Em 2012, foi criada a Lei 12.720/2012, que definiu o crime de Constituição de Milícia Privada, com pena de 4 a 8 anos de reclusão. No mesmo ano, Carlinhos Três Pontes, líder da Liga da Justiça, foi morto em uma operação policial, passando a liderança da milícia para seu irmão, Wellington da Silva Braga, conhecido como Ecko.
Em 2018, a vereadora Marielle Franco e seu motorista Anderson Gomes foram assassinados no centro do Rio, e diferentes linhas de investigação apontaram a atuação de milicianos no crime. Em 2019, Ronnie Lessa, ex-PM, foi preso como suspeito de ter realizado os disparos contra a vereadora e seu motorista.
Em 2021, Cristiano Girão, ex-chefe da milícia da Gardênia Azul e ex-vereador, tornou-se indiciado e apontado como mandante do assassinato de um ex-policial em 2008, sendo Ronnie Lessa o executor. Nesse mesmo ano, Ecko foi morto em uma ação policial e sua sucessão foi assumida por seu irmão Luís Antônio da Silva Braga, conhecido como Zinho.
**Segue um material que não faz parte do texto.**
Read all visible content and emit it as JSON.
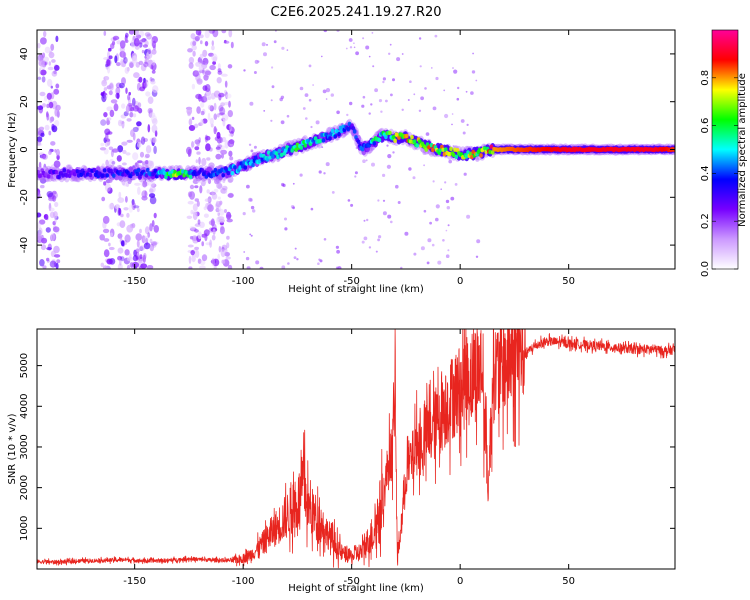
{
  "title": "C2E6.2025.241.19.27.R20",
  "colors": {
    "snr_line": "#e8251f",
    "frame": "#000000",
    "background": "#ffffff"
  },
  "chart_data": [
    {
      "type": "heatmap",
      "name": "spectrogram",
      "xlabel": "Height of straight line (km)",
      "ylabel": "Frequency (Hz)",
      "xlim": [
        -195,
        99
      ],
      "ylim": [
        -50,
        50
      ],
      "xticks": [
        -150,
        -100,
        -50,
        0,
        50
      ],
      "yticks": [
        -40,
        -20,
        0,
        20,
        40
      ],
      "colorbar": {
        "label": "Normalized spectral amplitude",
        "range": [
          0,
          1
        ],
        "ticks": [
          0.0,
          0.2,
          0.4,
          0.6,
          0.8
        ],
        "tick_labels": [
          "0.0",
          "0.2",
          "0.4",
          "0.6",
          "0.8"
        ],
        "colormap": [
          "#ffffff",
          "#cc99ff",
          "#7700ff",
          "#0000ff",
          "#00ffff",
          "#00ff00",
          "#ffff00",
          "#ff0000",
          "#ff0099"
        ]
      },
      "ridge": [
        {
          "x": -195,
          "f": -10,
          "a": 0.25
        },
        {
          "x": -180,
          "f": -10,
          "a": 0.3
        },
        {
          "x": -160,
          "f": -10,
          "a": 0.35
        },
        {
          "x": -150,
          "f": -10,
          "a": 0.35
        },
        {
          "x": -140,
          "f": -10,
          "a": 0.4
        },
        {
          "x": -130,
          "f": -10,
          "a": 0.7
        },
        {
          "x": -120,
          "f": -10,
          "a": 0.3
        },
        {
          "x": -110,
          "f": -10,
          "a": 0.4
        },
        {
          "x": -100,
          "f": -7,
          "a": 0.45
        },
        {
          "x": -95,
          "f": -5,
          "a": 0.45
        },
        {
          "x": -90,
          "f": -3,
          "a": 0.5
        },
        {
          "x": -85,
          "f": -2,
          "a": 0.45
        },
        {
          "x": -80,
          "f": 0,
          "a": 0.5
        },
        {
          "x": -75,
          "f": 1,
          "a": 0.55
        },
        {
          "x": -70,
          "f": 3,
          "a": 0.5
        },
        {
          "x": -65,
          "f": 4,
          "a": 0.5
        },
        {
          "x": -60,
          "f": 6,
          "a": 0.45
        },
        {
          "x": -55,
          "f": 8,
          "a": 0.4
        },
        {
          "x": -50,
          "f": 10,
          "a": 0.35
        },
        {
          "x": -45,
          "f": 0,
          "a": 0.4
        },
        {
          "x": -40,
          "f": 3,
          "a": 0.5
        },
        {
          "x": -35,
          "f": 6,
          "a": 0.55
        },
        {
          "x": -30,
          "f": 5,
          "a": 0.7
        },
        {
          "x": -25,
          "f": 5,
          "a": 0.75
        },
        {
          "x": -20,
          "f": 3,
          "a": 0.7
        },
        {
          "x": -15,
          "f": 1,
          "a": 0.7
        },
        {
          "x": -10,
          "f": 0,
          "a": 0.75
        },
        {
          "x": -5,
          "f": -1,
          "a": 0.75
        },
        {
          "x": 0,
          "f": -2,
          "a": 0.7
        },
        {
          "x": 5,
          "f": -2,
          "a": 0.7
        },
        {
          "x": 10,
          "f": -1,
          "a": 0.75
        },
        {
          "x": 15,
          "f": 0,
          "a": 0.8
        },
        {
          "x": 30,
          "f": 0,
          "a": 0.85
        },
        {
          "x": 50,
          "f": 0,
          "a": 0.9
        },
        {
          "x": 70,
          "f": 0,
          "a": 0.9
        },
        {
          "x": 90,
          "f": 0,
          "a": 0.9
        },
        {
          "x": 99,
          "f": 0,
          "a": 0.85
        }
      ],
      "noise_bands": [
        {
          "x_from": -195,
          "x_to": -185,
          "a": 0.3
        },
        {
          "x_from": -165,
          "x_to": -140,
          "a": 0.3
        },
        {
          "x_from": -125,
          "x_to": -105,
          "a": 0.25
        }
      ]
    },
    {
      "type": "line",
      "name": "snr",
      "xlabel": "Height of straight line (km)",
      "ylabel": "SNR (10 * v/v)",
      "xlim": [
        -195,
        99
      ],
      "ylim": [
        0,
        5900
      ],
      "xticks": [
        -150,
        -100,
        -50,
        0,
        50
      ],
      "yticks": [
        1000,
        2000,
        3000,
        4000,
        5000
      ],
      "series": [
        {
          "name": "SNR",
          "x": [
            -195,
            -185,
            -175,
            -165,
            -155,
            -145,
            -135,
            -125,
            -115,
            -105,
            -100,
            -95,
            -90,
            -85,
            -80,
            -75,
            -72,
            -70,
            -65,
            -60,
            -55,
            -50,
            -45,
            -40,
            -36,
            -33,
            -31,
            -30,
            -29,
            -27,
            -25,
            -22,
            -20,
            -18,
            -15,
            -12,
            -10,
            -8,
            -5,
            -3,
            0,
            2,
            5,
            8,
            10,
            12,
            13,
            15,
            18,
            20,
            22,
            25,
            28,
            30,
            35,
            40,
            50,
            60,
            70,
            80,
            90,
            95,
            99
          ],
          "y": [
            180,
            170,
            200,
            210,
            230,
            200,
            210,
            250,
            220,
            210,
            260,
            400,
            700,
            1000,
            1300,
            1600,
            2100,
            1500,
            1200,
            800,
            400,
            300,
            450,
            900,
            1600,
            2600,
            3000,
            4700,
            300,
            1100,
            2400,
            2700,
            3100,
            3000,
            3300,
            3500,
            3700,
            3900,
            4100,
            4300,
            4400,
            4600,
            4700,
            4900,
            5000,
            3000,
            1900,
            4800,
            4900,
            5050,
            5100,
            5200,
            5250,
            5300,
            5500,
            5600,
            5550,
            5500,
            5450,
            5400,
            5400,
            5350,
            5400
          ],
          "noise_amplitude": 300
        }
      ]
    }
  ]
}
No ano de 2022, com a morte de Ecko e a prisão de lideranças, o grupo passou a apresentar dissidências, buscando manter seu domínio em algumas áreas através de alianças com traficantes, um fenômeno conhecido como narcomilícia. Um exemplo disso ocorreu na Gardênia Azul, zona oeste do Rio.
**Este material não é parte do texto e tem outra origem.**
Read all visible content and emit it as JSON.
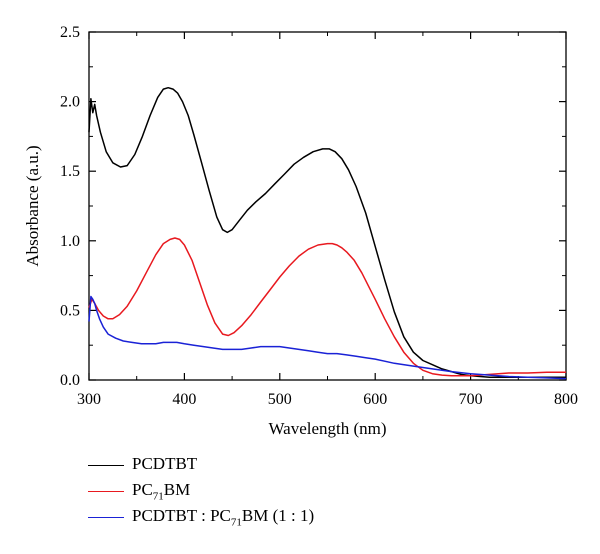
{
  "chart_data": {
    "type": "line",
    "xlabel": "Wavelength (nm)",
    "ylabel": "Absorbance (a.u.)",
    "xlim": [
      300,
      800
    ],
    "ylim": [
      0,
      2.5
    ],
    "x_ticks": [
      "300",
      "400",
      "500",
      "600",
      "700",
      "800"
    ],
    "y_ticks": [
      "0.0",
      "0.5",
      "1.0",
      "1.5",
      "2.0",
      "2.5"
    ],
    "grid": false,
    "legend_position": "below",
    "series": [
      {
        "name": "PCDTBT",
        "color": "#000000",
        "x": [
          300,
          302,
          304,
          306,
          308,
          312,
          318,
          325,
          333,
          340,
          348,
          356,
          364,
          372,
          378,
          383,
          388,
          393,
          398,
          404,
          410,
          418,
          426,
          434,
          440,
          445,
          450,
          458,
          466,
          475,
          485,
          495,
          505,
          515,
          525,
          535,
          545,
          552,
          558,
          565,
          572,
          580,
          590,
          600,
          610,
          620,
          630,
          640,
          650,
          660,
          670,
          680,
          690,
          700,
          710,
          720,
          740,
          760,
          780,
          800
        ],
        "y": [
          1.78,
          2.02,
          1.92,
          1.98,
          1.9,
          1.78,
          1.64,
          1.56,
          1.53,
          1.54,
          1.62,
          1.75,
          1.9,
          2.03,
          2.09,
          2.1,
          2.09,
          2.06,
          2.0,
          1.9,
          1.76,
          1.56,
          1.36,
          1.17,
          1.08,
          1.06,
          1.08,
          1.15,
          1.22,
          1.28,
          1.34,
          1.41,
          1.48,
          1.55,
          1.6,
          1.64,
          1.66,
          1.66,
          1.64,
          1.59,
          1.51,
          1.39,
          1.2,
          0.96,
          0.72,
          0.49,
          0.31,
          0.2,
          0.14,
          0.11,
          0.08,
          0.06,
          0.04,
          0.03,
          0.025,
          0.02,
          0.02,
          0.02,
          0.02,
          0.02
        ]
      },
      {
        "name": "PC71BM",
        "color": "#e8191f",
        "x": [
          300,
          303,
          306,
          310,
          315,
          320,
          325,
          332,
          340,
          350,
          360,
          370,
          378,
          385,
          390,
          395,
          400,
          408,
          416,
          424,
          432,
          440,
          446,
          452,
          460,
          470,
          480,
          490,
          500,
          510,
          520,
          530,
          540,
          550,
          555,
          560,
          565,
          570,
          578,
          586,
          594,
          600,
          610,
          620,
          630,
          640,
          650,
          660,
          670,
          680,
          700,
          720,
          740,
          760,
          780,
          800
        ],
        "y": [
          0.52,
          0.58,
          0.55,
          0.5,
          0.46,
          0.44,
          0.44,
          0.47,
          0.53,
          0.64,
          0.77,
          0.9,
          0.98,
          1.01,
          1.02,
          1.01,
          0.97,
          0.86,
          0.7,
          0.54,
          0.41,
          0.33,
          0.32,
          0.34,
          0.39,
          0.47,
          0.56,
          0.65,
          0.74,
          0.82,
          0.89,
          0.94,
          0.97,
          0.98,
          0.98,
          0.97,
          0.95,
          0.92,
          0.86,
          0.77,
          0.66,
          0.58,
          0.44,
          0.31,
          0.2,
          0.12,
          0.07,
          0.045,
          0.035,
          0.03,
          0.03,
          0.04,
          0.05,
          0.05,
          0.055,
          0.055
        ]
      },
      {
        "name": "PCDTBT:PC71BM (1:1)",
        "color": "#1a22d6",
        "x": [
          300,
          302,
          304,
          306,
          308,
          311,
          315,
          320,
          328,
          336,
          345,
          355,
          362,
          370,
          378,
          385,
          392,
          400,
          410,
          420,
          430,
          440,
          450,
          460,
          470,
          480,
          490,
          500,
          510,
          520,
          530,
          540,
          550,
          560,
          570,
          580,
          590,
          600,
          620,
          640,
          660,
          680,
          700,
          720,
          740,
          760,
          780,
          800
        ],
        "y": [
          0.42,
          0.6,
          0.58,
          0.55,
          0.5,
          0.44,
          0.38,
          0.33,
          0.3,
          0.28,
          0.27,
          0.26,
          0.26,
          0.26,
          0.27,
          0.27,
          0.27,
          0.26,
          0.25,
          0.24,
          0.23,
          0.22,
          0.22,
          0.22,
          0.23,
          0.24,
          0.24,
          0.24,
          0.23,
          0.22,
          0.21,
          0.2,
          0.19,
          0.19,
          0.18,
          0.17,
          0.16,
          0.15,
          0.12,
          0.1,
          0.08,
          0.06,
          0.045,
          0.035,
          0.025,
          0.02,
          0.015,
          0.01
        ]
      }
    ]
  },
  "legend": {
    "items": [
      {
        "main": "PCDTBT",
        "sub": "",
        "tail": ""
      },
      {
        "main": "PC",
        "sub": "71",
        "tail": "BM"
      },
      {
        "main": "PCDTBT : PC",
        "sub": "71",
        "tail": "BM (1 : 1)"
      }
    ]
  }
}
Já em 2023, três médicos foram mortos a tiros em um quiosque na Barra da Tijuca, zona oeste do Rio, e a polícia concluiu que os responsáveis pelos assassinatos foram milicianos da Gardênia Azul, que haviam realizado uma aliança com traficantes do Comando Vermelho. Os suspeitos confundiram uma das vítimas com um integrante da milícia de Rio das Pedras. No mesmo ano, milicianos ordenaram o ataque incendiário a 35 ônibus no Rio de Janeiro, em retaliação à morte de um líder da milícia.
A história das milícias no Rio de Janeiro é marcada por violência, abusos e crimes, levando a constantes ações da polícia e do poder público para combatê-las. Ainda que lideranças sejam presas ou mortas, novas dissidências podem surgir, evidenciando a complexidade do enfrentamento a esses grupos criminosos.